The fact that one dose is sufficient could be important in the long run. “The more injections you need, the more vaccine you need to produce,” Neyts continues. “If you have to inject people two or three times, it’s also much more difficult logistically. Whether the vaccine also offers long-term protection is not yet clear. We won’t be able to tell that for a few months. But we’re hopeful, because we’re seeing a very powerful immune response.”
Furthermore, the hamsters’ immune systems didn’t go into overdrive after vaccination. That’s an important finding, because overactive immune systems are at the root of many complications currently observed in COVID-19 patients.
The candidate vaccine was named RegaVax, after the Rega Institute where it was developed. It will now be further investigated through animal tests. Afterwards, clinical research on human subjects will follow. “It’s still too early to start looking for test subjects,” comments Prof. Corinne Vandermeulen. “If all goes well, we can start clinical trials in December.”
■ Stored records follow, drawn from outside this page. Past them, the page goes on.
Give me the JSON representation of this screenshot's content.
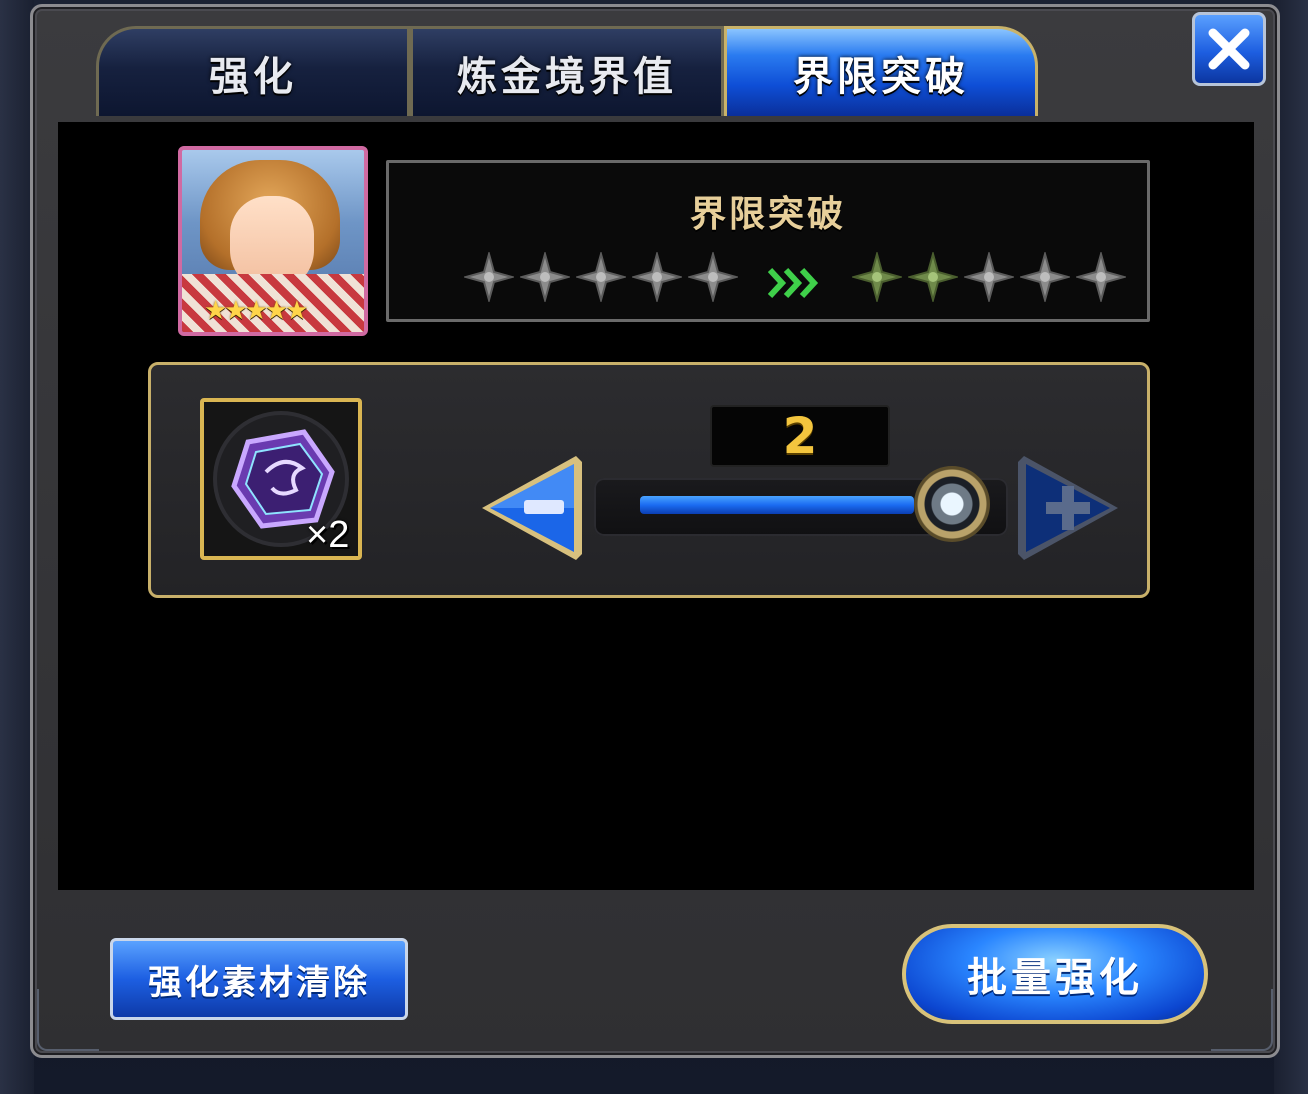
{
  "tabs": [
    {
      "label": "强化",
      "active": false
    },
    {
      "label": "炼金境界值",
      "active": false
    },
    {
      "label": "界限突破",
      "active": true
    }
  ],
  "close": {
    "icon": "close-icon"
  },
  "character": {
    "rarity_stars": 5
  },
  "limit_break": {
    "title": "界限突破",
    "current_marks": 5,
    "next_marks_highlighted": 2,
    "next_marks_total": 5
  },
  "material": {
    "count_label": "×2"
  },
  "slider": {
    "value": "2",
    "fraction": 0.76
  },
  "buttons": {
    "clear_label": "强化素材清除",
    "batch_label": "批量强化"
  },
  "colors": {
    "accent_blue": "#1d5fe2",
    "gold_border": "#c8b06a",
    "value_gold": "#f3c53e"
  }
}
The researchers emphasize that they have no commercial ambitions. “It’s not our intention to make a lot of money,” says Dr. Kai Dallmeier. “Our motivation is purely humanitarian. We are developing this vaccine for the people who need it. If we work with a pharmaceutical company in the future, we want guarantees. The vaccine must be made available at a fair price.”
Despite the long road ahead, the researchers are optimistic. “We have worked day and night over the past few months to get to this point,” Neyts concludes. “So far, everything has gone smoothly, but you never know for sure how everything will play out. Only around 10% of all vaccine candidates pass the final test. In other words, only a dozen of the 120 vaccines currently under development around the globe will ever be used. We are hopeful that our vaccine will be one of them.”